Work, on not doing it

Behold, the power of the manilla folder.

When I was a shelver, I would not even pretend to be working, but just stand there with the book open, reading. Actually, our favorite pastime was stealthy hunting down our counterparts and starting rubberband wars. Now that I am a librarian, and thus possess the power of the universe, I surf the net and pretend I am doing “research.”

–Jane, researching right now

Carnival of the Infosciences #10

Ok, no pushing or shoving. You there! In the front row! I said no pushing. Back of the line, kid. Everyone will get a chance to ride on the rollercoaster. Please keep your arms and legs inside the vehicle and for your added safety, be sure you are strapped securely in your chair. Everyone ready? OK, let’s go!

There were tons of great submissions, so this week we really have the cream of the crop and there are tons of great reads. First up:

On apophenia, danah boyd gives an outsider’s view of librarianship in “somewhere in-between the ALA and Google is harmony.” She is critical and supportive at the same time. I was fortunate enough to hear all the keynote speeches she discusses and, though I think she was a bit harsh to Roy Tennant, she has Michael Gorman down pat.

Gary Price defends searching the library way at Search Engine Watch in his post “On Library Card Catalogs, OPACs, The Perfect Search & Teaching Searchers.” This post was in response to Danny Sullivan’s comments on the inadequacy of human based catalogs.

“Looking for online tools”? Rebecca Hedreen at Frequently Answered Questions offers us a wonderful list of online collaborative tools that we can use for distance education or just an honest day’s work.

On of the tools mentioned in the post above, Writely, is reviewed by Laura Crossett from Lisdom. Laura thinks Writely is a “brave new processor.”

The Krafty Librarian ponders “Job Descriptions Without Salary Information.” Why do they exist and if you post these kind job descriptions do you think you are missing out on potentially great employees? Be wary is the theme.

Thom Hickey from Outgoing wants us to look at PURLs and consider their implications in “A string of PURL servers.” My question is how this technology can be related or integrated with Open URL.

Meredith Farkas, from Information Wants to Be Free, has a fine discourse on “Librarians In Academia: Faculty or Support Staff?” A question many of are struggling with at our own institutions.

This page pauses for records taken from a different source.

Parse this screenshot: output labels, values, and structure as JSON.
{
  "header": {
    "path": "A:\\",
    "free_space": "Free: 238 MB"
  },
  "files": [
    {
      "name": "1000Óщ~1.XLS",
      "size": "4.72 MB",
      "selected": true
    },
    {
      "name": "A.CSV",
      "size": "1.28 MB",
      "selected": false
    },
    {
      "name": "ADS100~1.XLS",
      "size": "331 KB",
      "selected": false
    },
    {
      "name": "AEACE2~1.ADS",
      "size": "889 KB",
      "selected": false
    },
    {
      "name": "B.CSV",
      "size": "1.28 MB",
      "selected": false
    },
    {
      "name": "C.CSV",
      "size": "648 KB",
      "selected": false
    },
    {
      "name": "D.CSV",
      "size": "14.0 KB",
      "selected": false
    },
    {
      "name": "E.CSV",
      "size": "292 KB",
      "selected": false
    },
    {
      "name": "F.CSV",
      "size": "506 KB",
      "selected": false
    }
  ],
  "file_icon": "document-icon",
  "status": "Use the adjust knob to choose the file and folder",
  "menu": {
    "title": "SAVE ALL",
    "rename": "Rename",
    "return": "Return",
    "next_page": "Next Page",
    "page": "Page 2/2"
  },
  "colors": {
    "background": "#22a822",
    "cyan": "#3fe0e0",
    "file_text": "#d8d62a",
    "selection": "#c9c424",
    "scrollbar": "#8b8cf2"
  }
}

Christina Pikas asks if you hold open the door or slam it shut as she discusses “the various uses of the term ‘gatekeeper’” on Christina’s LIS Rant.

While not exactly about libraries, Michael McGrorty of Library Dust fame examines, in his beautiful own way, different aspects of the things that seem to occupy much of our time, weblogs in “This Pleasant Slavery.”

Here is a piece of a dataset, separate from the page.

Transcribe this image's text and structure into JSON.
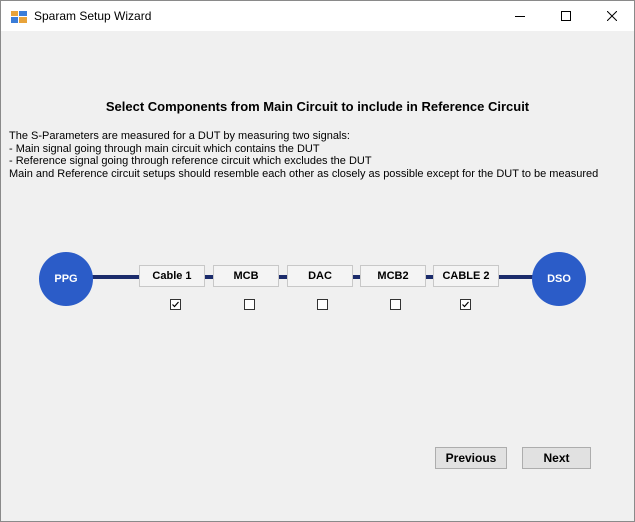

And for another view on blogs, Rochelle Mazar from Random Access Mazar talks about metaphors for blogs and what they mean to us as a society in “Find the Right Metaphor.”

Editor’s Choice
Some things I had flagged for editor’s pick also got suggested. I decided, as the editor and person in charge, to keep them for this portion anyway.

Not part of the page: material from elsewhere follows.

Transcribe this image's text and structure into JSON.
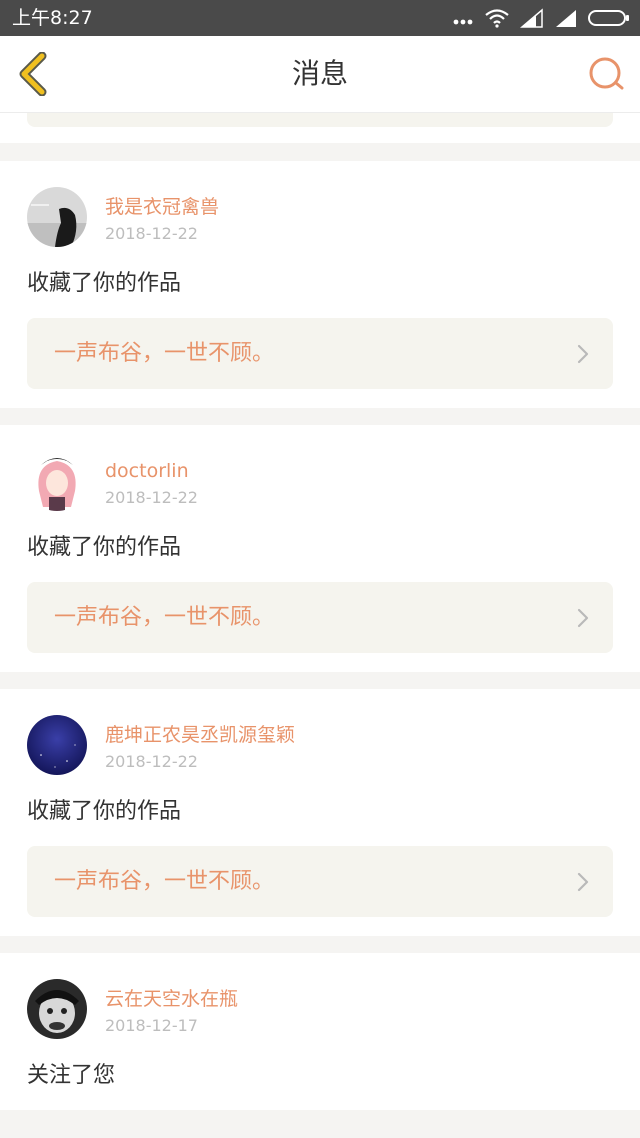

OPACs and how we use them seem to be on a lot of people’s mind lately. I think much of the discussion stems from our frustration with our current system. On Library Stuff, Steven Cohen wonders what would happen if the library catalog was a “two way street” in “Libraries and the Communities that Sustain Them.”

Genny Engel juxtaposes the two unlikeliest characters: Michael Gorman and dana boyd
with “danah boyd and Michael Gorman Slug It Out.” This post is part of a group blog on technology called LITABlog.

Chrystie at Blog Junction ponders the most basic of all information needs, “What are my friends doing?” and how libraries help or hinder that need in her post entitled “In a coffee shop on Capitol Hill.”

Thanks for stopping by and being patient. Next week, the carnival will move to Christina’s LIS Rant.

–Jane, likes the ferris wheel

Coming Soon

The Carnival will arrive shortly. Those of you on the edge of your seats will need to take some deep breaths and go about your day calmly. The Carnival will be pulling into town this afternoon. Until then, go answer some reference questions.